Thursday, January 15, 2009

A romance for all seasons

Flipping through channels this evening I just realized that I am a total sucker for TV shows with unfulfilled relationships. It is a whole sub-genre of TV cheese: many seasons, two characters, and enough obviously missed opportunities for mad monkey sex that you want to jump into the screen and slap those idiots silly.

Case in point these days: Bones. Bones and Booth are dying to jump into each other, do some pretty crazy things that would require a long, long commercial break to avoid the FCC going bonkers, and basically let some good sense into the plot for once. These guys really need some relief, and seriously, someone should rent a room for them.

I don't just want to put an end to their suffering, though; it is their work mates I worry about. Can you seriously imagine working with two first class morons like that for that many years? And boy, she is you boss.

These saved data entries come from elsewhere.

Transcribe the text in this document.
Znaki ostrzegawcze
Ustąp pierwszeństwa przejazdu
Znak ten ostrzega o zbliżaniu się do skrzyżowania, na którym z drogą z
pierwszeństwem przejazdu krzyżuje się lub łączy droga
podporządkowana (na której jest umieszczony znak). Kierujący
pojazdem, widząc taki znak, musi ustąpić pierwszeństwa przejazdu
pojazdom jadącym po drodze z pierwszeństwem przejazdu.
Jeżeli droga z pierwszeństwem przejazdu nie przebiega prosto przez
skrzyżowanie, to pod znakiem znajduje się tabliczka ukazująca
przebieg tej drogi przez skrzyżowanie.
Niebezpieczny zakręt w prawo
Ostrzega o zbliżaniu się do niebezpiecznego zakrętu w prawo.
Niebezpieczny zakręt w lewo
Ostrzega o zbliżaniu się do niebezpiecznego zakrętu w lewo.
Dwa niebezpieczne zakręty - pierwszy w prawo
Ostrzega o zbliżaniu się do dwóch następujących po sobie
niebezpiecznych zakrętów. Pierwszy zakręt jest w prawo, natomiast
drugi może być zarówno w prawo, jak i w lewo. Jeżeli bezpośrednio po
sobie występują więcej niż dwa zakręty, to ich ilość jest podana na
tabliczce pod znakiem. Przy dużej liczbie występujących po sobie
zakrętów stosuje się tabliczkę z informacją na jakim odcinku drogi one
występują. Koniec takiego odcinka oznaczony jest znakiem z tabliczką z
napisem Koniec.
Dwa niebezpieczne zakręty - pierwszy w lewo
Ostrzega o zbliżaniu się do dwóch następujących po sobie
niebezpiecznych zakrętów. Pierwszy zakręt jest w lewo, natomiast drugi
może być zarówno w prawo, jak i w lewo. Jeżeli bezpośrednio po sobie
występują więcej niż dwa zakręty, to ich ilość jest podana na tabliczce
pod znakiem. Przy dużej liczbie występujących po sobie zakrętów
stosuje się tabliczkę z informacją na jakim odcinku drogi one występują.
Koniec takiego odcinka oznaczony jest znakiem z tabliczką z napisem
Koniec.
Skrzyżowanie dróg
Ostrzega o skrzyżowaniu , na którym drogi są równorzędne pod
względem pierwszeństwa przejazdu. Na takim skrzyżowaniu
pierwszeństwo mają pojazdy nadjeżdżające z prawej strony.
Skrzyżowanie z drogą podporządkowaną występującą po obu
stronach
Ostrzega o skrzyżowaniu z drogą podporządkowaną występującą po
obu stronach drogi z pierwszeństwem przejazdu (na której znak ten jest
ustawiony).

Mentioning that stuff to her will get you some crazy looks, and definetely nothing like a solid, stress free working enviroment.

It is a cheap plot point, but I can't help but fall for it. I kept watching X-Files long past its due date just because of their obnoxious non-romance (and my favorite episode, "Triangle", basically spends most of its time teasing about this), Battlestar Galactica has decided to torture me with a presidential unfulfiled relationship, and at the current rate 30 Rock is going to add a Jack / Liz subplot by the end of the season, binding me to the altar of the almighty Tina Fey forever.

So note to writers: any show that has this silly plot device, I will fall for it. Hard. Add one sucker to your ratings.

1 comment:

  1. Sorry for my english, not a natural speaker...

    I actuall fell in the unfulfilled relationship trap during Smallville (using comics is cheap) but fortunately I could quit after a while. What shoueld stop is the "case of the week" format with 5 minutes of trascendental story at the beginning and the end of each chapter, with pure filler eventes in the middle of both. Dexter, Dr. House, Burn notice, the list is long. Why do the series with actual continuous plots have to suffer the writer's strike?